O CEO da Caixa Geral de Depósitos, Paulo Macedo, referiu que o banco está preparado para avançar com “joint-ventures” e fusões e aquisições no campo da economia dos oceanos, no âmbito do lançamento de uma plataforma que facilita o investimento nesta área.

No âmbito do lançamento da plataforma Hub Azul Dealroom – que pretende casar start-ups, PME e investidores em projetos da economia azul -, o CEO da Caixa Geral de Depósitos (CGD), Paulo Macedo, não pôs de parte eventuais “joint-ventures” ou aquisições futuras para apoiar a economia que rodeia os oceanos.

A plataforma Hub Azul Dealroom, lançada nesta segunda-feira, recorre à inteligência artificial para ligar vários atores do mercado de investimento de economia azul (investidores, start-ups e pequenas e médias empresas) com interesses em comum.

A tecnologia identifica o perfil das start-ups e cruza-as com os fundos de investimento presentes na plataforma, através da informação aberta da Internet e do algoritmo proprietário da Dealroom, o que permite “ter acesso a informação credível sobre os tipos de investimento, investidores, “start-ups” e de mercado”, referiu o gestor de inovação da Fórum Oceano, Manuel Melo. “A economia portuguesa só pode crescer se aproveitar os seus recursos”, disse o professor catedrático da Nova School Business of Economics.

É por isso que o projeto atraiu parceiros como a Caixa Geral de Depósitos, cujo CEO, presente na cerimónia, sublinhou a sua relevância “para reduzir a pegada ecológica” das empresas e atingir os objetivos de emissão zero. Também foi neste contexto que avançou que a CGD está preparada “para criar ‘joint-ventures’ e fazer operações de fusão e aquisição”, além da emissão de obrigações sustentáveis e obrigações verdes.

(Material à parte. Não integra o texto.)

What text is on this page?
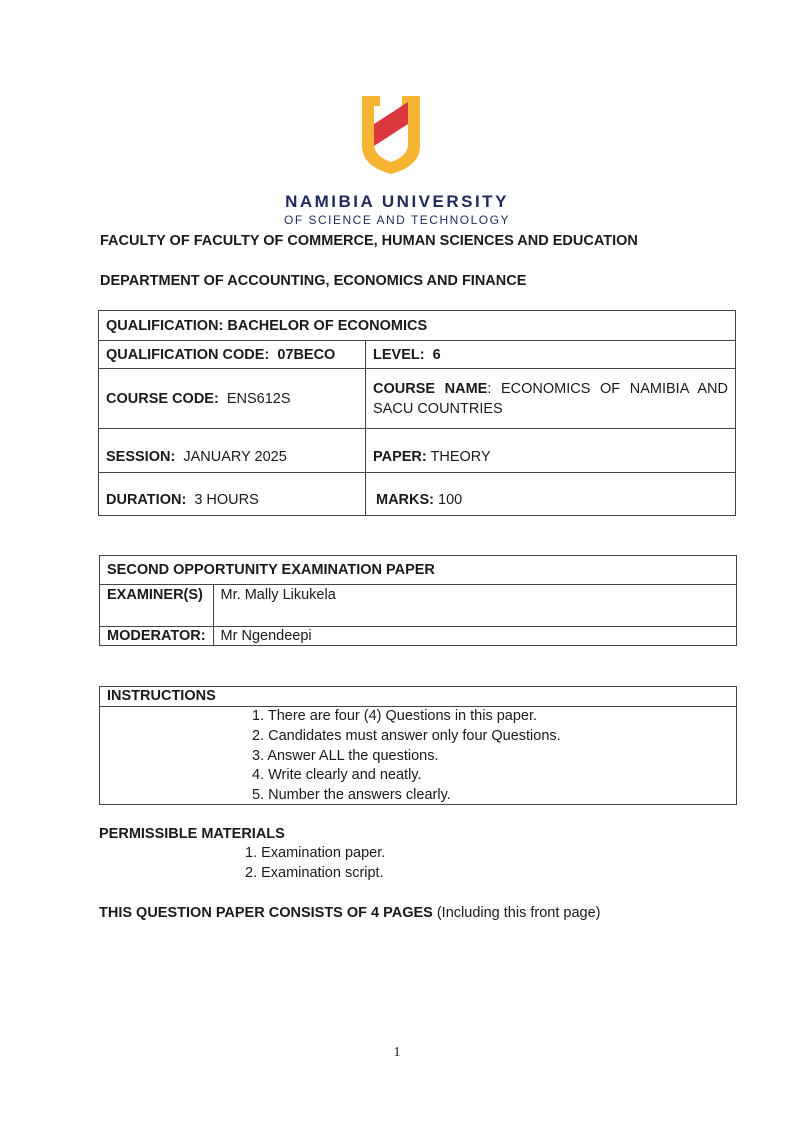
NAMIBIA UNIVERSITY
OF SCIENCE AND TECHNOLOGY
FACULTY OF FACULTY OF COMMERCE, HUMAN SCIENCES AND EDUCATION
DEPARTMENT OF ACCOUNTING, ECONOMICS AND FINANCE
QUALIFICATION: BACHELOR OF ECONOMICS	
QUALIFICATION CODE: 07BECO	LEVEL: 6
COURSE CODE: ENS612S	COURSE NAME: ECONOMICS OF NAMIBIA AND SACU COUNTRIES
SESSION: JANUARY 2025	PAPER: THEORY
DURATION: 3 HOURS	MARKS: 100
SECOND OPPORTUNITY EXAMINATION PAPER	
EXAMINER(S)	Mr. Mally Likukela
MODERATOR:	Mr Ngendeepi
INSTRUCTIONS
1. There are four (4) Questions in this paper.
2. Candidates must answer only four Questions.
3. Answer ALL the questions.
4. Write clearly and neatly.
5. Number the answers clearly.
PERMISSIBLE MATERIALS
1. Examination paper.
2. Examination script.
THIS QUESTION PAPER CONSISTS OF 4 PAGES (Including this front page)
1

Além da Caixa Geral de Depósitos, outro dos parceiros em destaque é a própria Euronext Lisbon. A sua presidente executiva, Isabel Ucha, também referiu o papel central que a economia azul tem assumido na Europa. Segundo a CEO, nos últimos cinco anos a economia azul na Euronext aumentou 30% e conta agora com 200 empresas, em áreas como pesca, exploração mineira, transporte marítimo, ligadas ao turismo, entre outras.